SUBJECTS AND METHODS

Community-dwelling persons 60 years of age and older who were seriously ill with cancer, congestive heart failure, or chronic obstructive pulmonary disease and their caregivers were interviewed every 4 months and more frequently with a decline in the patient's status for up to one year. We examined responses to, "If you had to take a guess, how long do you think that (you/the patient) might have to live?" at baseline and at the interview closest to death.

RESULTS

Among 218 patients, 87 died within 1 year. At their initial interview 46% were uncertain about their life expectancy (LE) and 9% believed LE was 1 year or less; at their final interview, 55% were uncertain and 17% believed LE was 1 year or less. At the caregiver's initial interview, 29% were uncertain about the patient's LE and 20% believed LE was 1 or less; at their final interview, 30% were uncertain and 34% believed LE was 1 year or less.
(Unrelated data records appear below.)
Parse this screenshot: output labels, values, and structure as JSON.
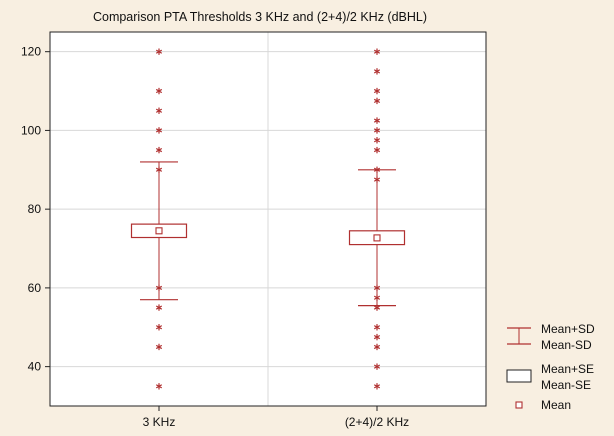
{
  "chart_data": {
    "type": "box",
    "title": "Comparison PTA Thresholds 3 KHz and (2+4)/2 KHz (dBHL)",
    "xlabel": "",
    "ylabel": "",
    "ylim": [
      30,
      125
    ],
    "yticks": [
      40,
      60,
      80,
      100,
      120
    ],
    "grid": true,
    "legend_position": "right",
    "categories": [
      "3 KHz",
      "(2+4)/2 KHz"
    ],
    "series": [
      {
        "category": "3 KHz",
        "mean": 74.5,
        "mean_plus_se": 76.2,
        "mean_minus_se": 72.8,
        "mean_plus_sd": 92,
        "mean_minus_sd": 57,
        "points": [
          120,
          110,
          105,
          100,
          95,
          90,
          60,
          55,
          50,
          45,
          35
        ]
      },
      {
        "category": "(2+4)/2 KHz",
        "mean": 72.7,
        "mean_plus_se": 74.5,
        "mean_minus_se": 71,
        "mean_plus_sd": 90,
        "mean_minus_sd": 55.5,
        "points": [
          120,
          115,
          110,
          107.5,
          102.5,
          100,
          97.5,
          95,
          90,
          87.5,
          60,
          57.5,
          55,
          50,
          47.5,
          45,
          40,
          35
        ]
      }
    ],
    "legend": [
      {
        "symbol": "whisker",
        "label_line1": "Mean+SD",
        "label_line2": "Mean-SD"
      },
      {
        "symbol": "box",
        "label_line1": "Mean+SE",
        "label_line2": "Mean-SE"
      },
      {
        "symbol": "square",
        "label_line1": "Mean",
        "label_line2": ""
      }
    ],
    "colors": {
      "series": "#b03030",
      "background": "#f8efe1",
      "plot_bg": "#ffffff",
      "grid": "#d8d8d8"
    }
  }
}
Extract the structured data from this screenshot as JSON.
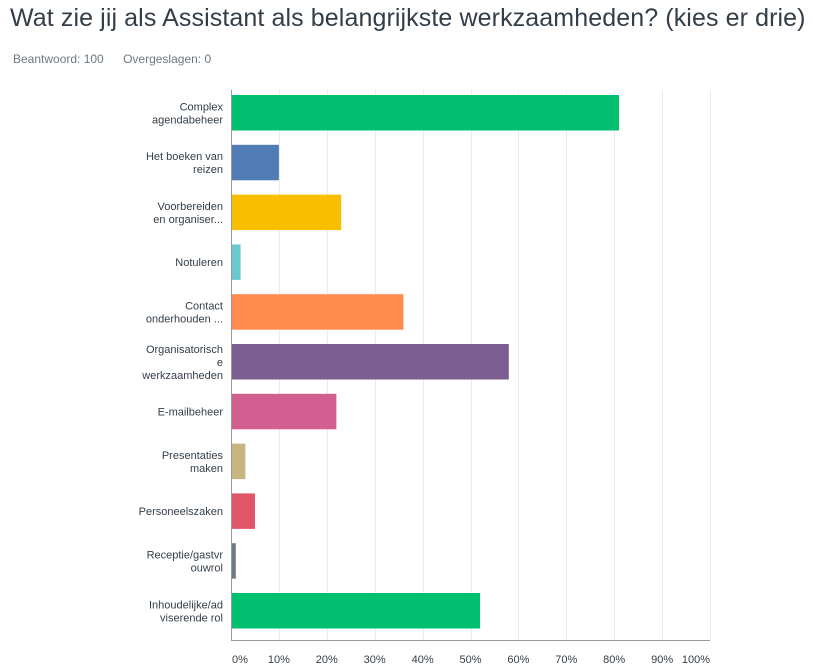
{
  "question": {
    "title": "Wat zie jij als Assistant als belangrijkste werkzaamheden? (kies er drie)",
    "answered": "Beantwoord: 100",
    "skipped": "Overgeslagen: 0"
  },
  "chart_data": {
    "type": "bar",
    "orientation": "horizontal",
    "grid": true,
    "xlim": [
      0,
      100
    ],
    "x_unit": "%",
    "x_ticks": [
      "0%",
      "10%",
      "20%",
      "30%",
      "40%",
      "50%",
      "60%",
      "70%",
      "80%",
      "90%",
      "100%"
    ],
    "categories": [
      {
        "label": [
          "Complex",
          "agendabeheer"
        ],
        "value": 81,
        "color": "#00bf6f"
      },
      {
        "label": [
          "Het boeken van",
          "reizen"
        ],
        "value": 10,
        "color": "#507cb6"
      },
      {
        "label": [
          "Voorbereiden",
          "en organiser..."
        ],
        "value": 23,
        "color": "#f9be00"
      },
      {
        "label": [
          "Notuleren"
        ],
        "value": 2,
        "color": "#6bc8cd"
      },
      {
        "label": [
          "Contact",
          "onderhouden ..."
        ],
        "value": 36,
        "color": "#ff8b4f"
      },
      {
        "label": [
          "Organisatorisch",
          "e",
          "werkzaamheden"
        ],
        "value": 58,
        "color": "#7d5e90"
      },
      {
        "label": [
          "E-mailbeheer"
        ],
        "value": 22,
        "color": "#d25f90"
      },
      {
        "label": [
          "Presentaties",
          "maken"
        ],
        "value": 3,
        "color": "#c8b580"
      },
      {
        "label": [
          "Personeelszaken"
        ],
        "value": 5,
        "color": "#e05666"
      },
      {
        "label": [
          "Receptie/gastvr",
          "ouwrol"
        ],
        "value": 1,
        "color": "#6f7b85"
      },
      {
        "label": [
          "Inhoudelijke/ad",
          "viserende rol"
        ],
        "value": 52,
        "color": "#00bf6f"
      }
    ]
  }
}
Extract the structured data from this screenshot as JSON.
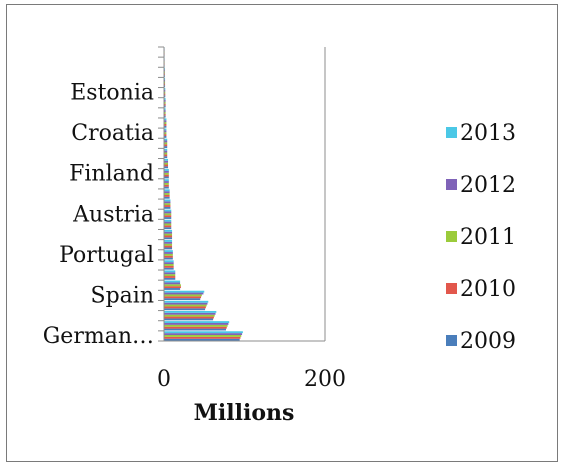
{
  "chart_data": {
    "type": "bar",
    "orientation": "horizontal",
    "categories": [
      "German…",
      "",
      "",
      "",
      "Spain",
      "",
      "",
      "",
      "Portugal",
      "",
      "",
      "",
      "Austria",
      "",
      "",
      "",
      "Finland",
      "",
      "",
      "",
      "Croatia",
      "",
      "",
      "",
      "Estonia",
      "",
      "",
      "",
      ""
    ],
    "series": [
      {
        "name": "2013",
        "color": "#4bc8e6",
        "values": [
          98,
          81,
          65,
          55,
          50,
          20,
          14,
          12,
          11,
          10,
          10,
          9,
          9,
          8,
          7,
          6,
          6,
          5,
          4,
          4,
          3,
          3,
          2,
          2,
          1.6,
          1.3,
          1.1,
          0.8,
          0.5
        ]
      },
      {
        "name": "2012",
        "color": "#7f63b8",
        "values": [
          97,
          80,
          64,
          54,
          49,
          20,
          14,
          12,
          11,
          10,
          10,
          9,
          9,
          8,
          7,
          6,
          6,
          5,
          4,
          4,
          3,
          3,
          2,
          2,
          1.6,
          1.3,
          1.1,
          0.8,
          0.5
        ]
      },
      {
        "name": "2011",
        "color": "#9bcb3b",
        "values": [
          96,
          79,
          63,
          53,
          47,
          21,
          14,
          12,
          11,
          10,
          10,
          9,
          9,
          8,
          7,
          6,
          6,
          5,
          4,
          4,
          3,
          3,
          2,
          2,
          1.6,
          1.3,
          1.1,
          0.8,
          0.5
        ]
      },
      {
        "name": "2010",
        "color": "#e2574c",
        "values": [
          95,
          78,
          62,
          52,
          46,
          21,
          14,
          12,
          11,
          10,
          10,
          9,
          9,
          8,
          7,
          6,
          6,
          5,
          4,
          4,
          3,
          3,
          2,
          2,
          1.6,
          1.3,
          1.1,
          0.8,
          0.5
        ]
      },
      {
        "name": "2009",
        "color": "#4a7ebb",
        "values": [
          94,
          77,
          61,
          51,
          45,
          20,
          14,
          12,
          11,
          10,
          10,
          9,
          9,
          8,
          7,
          6,
          6,
          5,
          4,
          4,
          3,
          3,
          2,
          2,
          1.6,
          1.3,
          1.1,
          0.8,
          0.5
        ]
      }
    ],
    "xlabel": "Millions",
    "ylabel": "",
    "title": "",
    "xlim": [
      0,
      200
    ],
    "xticks": [
      0,
      200
    ],
    "grid": false,
    "legend_position": "right",
    "legend_order": [
      "2013",
      "2012",
      "2011",
      "2010",
      "2009"
    ]
  }
}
Among those interviewed within 30 days of the patient's death, 31% of patients and 52% of caregivers believed LE was 1 year or less. Patients' estimates of the LE did not differ according to their diagnosis.

CONCLUSIONS

There was little change in prognostic awareness over time. Even close to death, a large proportion of patients and caregivers were uncertain about prognosis, and few believed the patient had a limited life expectancy. Whether or not patients should know their prognosis is the subject of active debate; the persistence of prognostic misperception suggests that prognostic awareness may be difficult to change.